Public-private partnerships and Community law on public procurement and concessions
The European Parliament adopted a resolution based on the own-initiative report by Barbara Weiler (PES, DE) and welcomed the various Commission papers on this matter. It considered it premature to assess the effects of the public procurement directives and was against a review of these directives. Parliament opposed the creation of a separate legal regime for PPPs but considered that there was a need for legislative initiatives in the areas of concessions, respecting the principles of the internal market and threshold values and providing simple rules for tendering procedures. It agreed that there was a need for clarification with regard to institutionalised public-private partnerships (IPPPs).
Parliament called on the Commission, in regulating future PPPs and in the current impact assessment of the legal provisions on concessions, to give serious consideration to regional self-government interests and to involve representatives of regional as well as local interests in drawing up future rules.
As a matter of principle the law on public procurement should be applied whenever a private partner is to be selected. Parliament felt that when tasks have been satisfactorily carried out with the assistance of private partners, restoring them to the municipal sphere of responsibility cannot constitute a sound alternative to PPPs which is consistent with competition principles. Municipalities and their subsidiaries should be permitted to be exempted from the competition principles only when they are carrying out their purely local tasks which bear no relation to the internal market. Parliament emphasised the importance of transparency, which should entail the right of elected representatives to inspect agreements and documents. Parliament opposed the establishment of a European agency for PPPs, but welcomed other ways of sharing experience concerning best and worst practices, such as the networking of national and regional authorities responsible for the management of PPPs. It also opposed the creation of rules on the award of public procurement contracts beneath the threshold values at EU level.
PPPs as public contracts : Parliament shared the Commission's view that in the award of public construction or service contracts, the selection and commissioning of the private partner should as a matter of principle be governed by the public procurement directives if that selection and the award of the contract are concurrent.

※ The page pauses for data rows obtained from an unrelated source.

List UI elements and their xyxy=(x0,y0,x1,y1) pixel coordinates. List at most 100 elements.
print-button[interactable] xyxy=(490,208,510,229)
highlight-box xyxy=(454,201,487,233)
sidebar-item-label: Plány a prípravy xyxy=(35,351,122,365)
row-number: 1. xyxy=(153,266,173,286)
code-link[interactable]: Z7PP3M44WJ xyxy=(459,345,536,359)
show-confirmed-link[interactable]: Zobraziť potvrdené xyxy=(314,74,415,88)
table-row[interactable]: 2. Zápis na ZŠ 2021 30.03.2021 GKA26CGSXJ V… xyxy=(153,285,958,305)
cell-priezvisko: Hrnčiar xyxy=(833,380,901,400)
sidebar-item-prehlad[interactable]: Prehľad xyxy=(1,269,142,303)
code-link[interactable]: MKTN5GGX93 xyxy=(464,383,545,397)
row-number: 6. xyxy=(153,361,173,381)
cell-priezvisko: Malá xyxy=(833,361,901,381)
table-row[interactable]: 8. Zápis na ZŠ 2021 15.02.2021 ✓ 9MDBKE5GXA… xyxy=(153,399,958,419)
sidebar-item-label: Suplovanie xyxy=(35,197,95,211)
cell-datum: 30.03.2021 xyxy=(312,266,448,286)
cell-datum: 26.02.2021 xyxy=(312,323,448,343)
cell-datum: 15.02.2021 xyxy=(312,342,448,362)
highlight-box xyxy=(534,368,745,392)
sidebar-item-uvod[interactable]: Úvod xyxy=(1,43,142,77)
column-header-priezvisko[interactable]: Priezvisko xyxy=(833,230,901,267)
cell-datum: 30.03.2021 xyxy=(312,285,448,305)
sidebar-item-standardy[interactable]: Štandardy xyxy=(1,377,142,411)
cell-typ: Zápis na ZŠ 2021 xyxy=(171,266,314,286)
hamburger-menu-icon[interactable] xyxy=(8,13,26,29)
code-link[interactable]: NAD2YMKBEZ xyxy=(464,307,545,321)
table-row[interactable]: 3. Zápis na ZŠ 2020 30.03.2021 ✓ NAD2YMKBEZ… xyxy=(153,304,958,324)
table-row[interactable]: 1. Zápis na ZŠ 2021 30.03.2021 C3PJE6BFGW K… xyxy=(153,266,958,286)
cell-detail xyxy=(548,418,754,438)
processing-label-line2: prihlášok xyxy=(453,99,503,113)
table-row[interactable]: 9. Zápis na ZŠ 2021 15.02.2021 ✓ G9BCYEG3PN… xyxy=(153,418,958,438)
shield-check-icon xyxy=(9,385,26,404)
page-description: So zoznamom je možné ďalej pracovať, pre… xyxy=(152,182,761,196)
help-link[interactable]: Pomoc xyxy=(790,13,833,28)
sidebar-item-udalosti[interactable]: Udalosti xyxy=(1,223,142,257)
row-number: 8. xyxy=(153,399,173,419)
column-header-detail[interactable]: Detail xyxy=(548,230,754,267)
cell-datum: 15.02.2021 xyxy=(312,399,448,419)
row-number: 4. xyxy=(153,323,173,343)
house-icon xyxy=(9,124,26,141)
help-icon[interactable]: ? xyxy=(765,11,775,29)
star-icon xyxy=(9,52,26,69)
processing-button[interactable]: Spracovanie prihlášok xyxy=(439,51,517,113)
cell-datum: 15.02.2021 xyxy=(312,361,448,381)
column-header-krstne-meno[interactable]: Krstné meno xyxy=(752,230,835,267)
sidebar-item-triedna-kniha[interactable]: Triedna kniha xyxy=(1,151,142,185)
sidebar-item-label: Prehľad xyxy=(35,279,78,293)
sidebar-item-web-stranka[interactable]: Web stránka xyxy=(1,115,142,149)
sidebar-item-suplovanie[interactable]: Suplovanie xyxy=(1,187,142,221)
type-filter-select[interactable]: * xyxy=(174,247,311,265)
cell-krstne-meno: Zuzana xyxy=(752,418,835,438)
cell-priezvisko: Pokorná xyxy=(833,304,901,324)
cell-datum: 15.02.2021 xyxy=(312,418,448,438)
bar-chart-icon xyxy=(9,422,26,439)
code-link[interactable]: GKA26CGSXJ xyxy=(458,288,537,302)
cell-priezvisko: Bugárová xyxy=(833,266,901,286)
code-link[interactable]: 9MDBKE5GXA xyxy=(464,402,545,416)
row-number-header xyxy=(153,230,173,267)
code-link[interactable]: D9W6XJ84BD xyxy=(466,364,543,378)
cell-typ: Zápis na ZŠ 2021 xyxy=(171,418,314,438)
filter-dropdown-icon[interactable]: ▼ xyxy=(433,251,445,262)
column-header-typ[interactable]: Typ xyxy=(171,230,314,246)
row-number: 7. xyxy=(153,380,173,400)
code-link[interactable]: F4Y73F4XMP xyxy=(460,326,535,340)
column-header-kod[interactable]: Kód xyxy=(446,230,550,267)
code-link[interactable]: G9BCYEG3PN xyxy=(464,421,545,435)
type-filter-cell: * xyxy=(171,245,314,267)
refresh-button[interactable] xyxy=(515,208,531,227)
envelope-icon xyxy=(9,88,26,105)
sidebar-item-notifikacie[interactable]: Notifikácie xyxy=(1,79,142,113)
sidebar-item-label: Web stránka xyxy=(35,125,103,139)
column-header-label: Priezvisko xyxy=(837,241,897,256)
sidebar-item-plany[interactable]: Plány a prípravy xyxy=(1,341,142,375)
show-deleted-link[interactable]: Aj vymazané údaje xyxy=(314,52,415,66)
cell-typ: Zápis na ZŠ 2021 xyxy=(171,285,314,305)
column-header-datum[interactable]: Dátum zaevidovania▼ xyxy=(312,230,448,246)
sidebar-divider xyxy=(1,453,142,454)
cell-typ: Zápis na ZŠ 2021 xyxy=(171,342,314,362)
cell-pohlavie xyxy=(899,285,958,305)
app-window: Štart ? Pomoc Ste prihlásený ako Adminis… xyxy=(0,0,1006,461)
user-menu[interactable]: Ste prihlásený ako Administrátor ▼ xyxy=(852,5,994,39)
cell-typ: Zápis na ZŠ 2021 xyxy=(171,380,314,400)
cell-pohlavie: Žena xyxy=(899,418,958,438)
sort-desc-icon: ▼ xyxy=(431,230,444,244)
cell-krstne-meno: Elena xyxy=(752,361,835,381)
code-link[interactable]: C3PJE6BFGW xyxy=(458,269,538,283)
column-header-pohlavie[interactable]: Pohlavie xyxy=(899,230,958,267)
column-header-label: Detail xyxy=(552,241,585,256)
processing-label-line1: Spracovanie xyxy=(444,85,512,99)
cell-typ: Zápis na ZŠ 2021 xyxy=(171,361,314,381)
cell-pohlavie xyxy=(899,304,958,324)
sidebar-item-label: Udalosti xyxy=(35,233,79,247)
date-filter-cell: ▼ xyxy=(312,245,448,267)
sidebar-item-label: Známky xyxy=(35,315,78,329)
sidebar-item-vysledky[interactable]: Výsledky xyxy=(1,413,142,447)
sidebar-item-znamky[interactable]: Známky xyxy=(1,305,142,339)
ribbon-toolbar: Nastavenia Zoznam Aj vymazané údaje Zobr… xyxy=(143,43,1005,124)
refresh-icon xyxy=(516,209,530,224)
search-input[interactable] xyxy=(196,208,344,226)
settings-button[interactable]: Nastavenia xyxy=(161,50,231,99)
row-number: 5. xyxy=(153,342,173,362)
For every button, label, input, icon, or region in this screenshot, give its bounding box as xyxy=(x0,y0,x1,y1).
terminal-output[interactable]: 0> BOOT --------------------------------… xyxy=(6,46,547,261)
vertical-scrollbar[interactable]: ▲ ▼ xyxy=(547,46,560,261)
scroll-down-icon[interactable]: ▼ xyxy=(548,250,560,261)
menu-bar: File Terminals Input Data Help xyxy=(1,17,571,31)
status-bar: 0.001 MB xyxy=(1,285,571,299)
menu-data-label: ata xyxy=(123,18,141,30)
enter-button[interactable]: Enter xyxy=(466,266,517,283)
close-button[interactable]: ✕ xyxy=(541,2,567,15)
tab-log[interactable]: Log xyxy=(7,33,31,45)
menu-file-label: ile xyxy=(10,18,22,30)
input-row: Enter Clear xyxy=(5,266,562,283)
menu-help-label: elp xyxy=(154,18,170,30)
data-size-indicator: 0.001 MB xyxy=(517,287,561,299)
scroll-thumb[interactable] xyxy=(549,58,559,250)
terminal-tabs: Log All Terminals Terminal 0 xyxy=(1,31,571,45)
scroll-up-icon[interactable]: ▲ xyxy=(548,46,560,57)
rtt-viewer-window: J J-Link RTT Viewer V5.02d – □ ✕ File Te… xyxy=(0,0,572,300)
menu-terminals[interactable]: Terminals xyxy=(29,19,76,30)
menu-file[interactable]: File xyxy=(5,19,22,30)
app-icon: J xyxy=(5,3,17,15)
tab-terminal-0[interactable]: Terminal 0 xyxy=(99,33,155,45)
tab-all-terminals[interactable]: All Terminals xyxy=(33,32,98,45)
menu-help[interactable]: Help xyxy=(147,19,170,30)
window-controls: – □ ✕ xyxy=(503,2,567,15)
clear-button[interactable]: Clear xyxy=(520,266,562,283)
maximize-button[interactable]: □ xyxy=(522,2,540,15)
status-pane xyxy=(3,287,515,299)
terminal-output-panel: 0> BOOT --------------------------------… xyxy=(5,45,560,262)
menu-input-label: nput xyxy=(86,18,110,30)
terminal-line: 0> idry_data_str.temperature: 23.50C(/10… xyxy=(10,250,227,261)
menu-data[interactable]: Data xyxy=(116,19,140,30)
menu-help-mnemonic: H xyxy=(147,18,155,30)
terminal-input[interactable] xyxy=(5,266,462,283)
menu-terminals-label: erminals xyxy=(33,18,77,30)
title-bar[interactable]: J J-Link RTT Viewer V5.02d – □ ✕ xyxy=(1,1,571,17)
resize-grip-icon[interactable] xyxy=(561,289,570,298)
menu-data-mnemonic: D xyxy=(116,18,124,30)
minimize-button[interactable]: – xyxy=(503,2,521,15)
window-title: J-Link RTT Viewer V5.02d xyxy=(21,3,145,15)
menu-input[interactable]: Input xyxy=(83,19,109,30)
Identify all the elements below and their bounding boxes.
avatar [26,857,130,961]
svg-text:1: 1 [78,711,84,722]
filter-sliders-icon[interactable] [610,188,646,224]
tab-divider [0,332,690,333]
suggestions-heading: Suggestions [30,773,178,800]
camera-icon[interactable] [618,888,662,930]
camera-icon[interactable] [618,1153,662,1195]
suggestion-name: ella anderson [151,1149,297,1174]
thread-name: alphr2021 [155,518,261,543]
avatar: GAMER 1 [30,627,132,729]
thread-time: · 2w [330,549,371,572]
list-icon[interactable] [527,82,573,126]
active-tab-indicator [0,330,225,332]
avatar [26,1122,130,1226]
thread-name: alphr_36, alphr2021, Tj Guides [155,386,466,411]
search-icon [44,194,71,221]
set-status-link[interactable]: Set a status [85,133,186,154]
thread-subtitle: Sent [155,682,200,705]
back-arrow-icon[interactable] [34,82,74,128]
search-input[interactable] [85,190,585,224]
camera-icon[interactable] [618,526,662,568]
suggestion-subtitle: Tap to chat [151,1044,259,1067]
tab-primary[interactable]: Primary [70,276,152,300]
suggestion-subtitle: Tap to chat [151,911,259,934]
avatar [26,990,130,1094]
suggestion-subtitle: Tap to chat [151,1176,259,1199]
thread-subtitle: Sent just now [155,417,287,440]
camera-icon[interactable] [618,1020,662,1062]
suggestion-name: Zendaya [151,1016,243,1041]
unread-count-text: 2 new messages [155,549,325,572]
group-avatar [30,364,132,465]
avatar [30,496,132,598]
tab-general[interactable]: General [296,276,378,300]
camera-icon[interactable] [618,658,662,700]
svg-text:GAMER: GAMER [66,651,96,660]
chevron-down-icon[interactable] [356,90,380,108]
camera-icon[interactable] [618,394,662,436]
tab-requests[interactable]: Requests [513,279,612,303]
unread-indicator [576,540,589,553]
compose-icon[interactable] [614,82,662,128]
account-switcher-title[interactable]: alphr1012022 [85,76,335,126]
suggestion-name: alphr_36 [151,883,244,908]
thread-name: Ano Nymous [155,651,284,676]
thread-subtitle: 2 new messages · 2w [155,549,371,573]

It favoured awarding contracts by means of a competitive dialogue where a contract entails 'legal and financial complexity', and called on the Commission to clarify this condition in such a way as to allow the maximum possible room for negotiation.
PPPs as concessions : Any legislation proposed by the Commission should allow public authorities to choose the best partner according to criteria which are defined in advance. Concessions should be defined as distinct from public contracts. Parliament supported the Commission in its efforts to ascertain whether standard procurement rules should be created for all PPPs on a contractual basis, irrespective of whether the PPPs concerned qualify as a public contract or a concession.
IPPPs and "in-house relations": Parliament supported the Commission's efforts to take action in the field of IPPPs in view of the clear signs of existing legal uncertainty. In view of the widespread legal uncertainty that has grown up as to the application of in-house criteria, it called on the Commission to devise criteria, based on the current case-law of the Court of Justice, that establish a stable frame of reference for public authority decision-making, and to consider the possibility of incorporating these criteria into Community legislation. It felt that a threshold value, however defined, for the minimum stake of a public contracting authority in an undertaking whose capital is held jointly with private partners, would result in certain permanent protected stakes and that any limit put forward for discussion consequently poses problems.
Cooperation between public authorities: Parliament welcomed as a general principle some form of cooperation at local authority level, not least to bring about synergies, as long as this does not enable abuse leading to market closure. It felt that the Commission must clarify the legal uncertainty regarding cooperation between public authorities which has arisen as a result of the jurisprudence of the Court of Justice.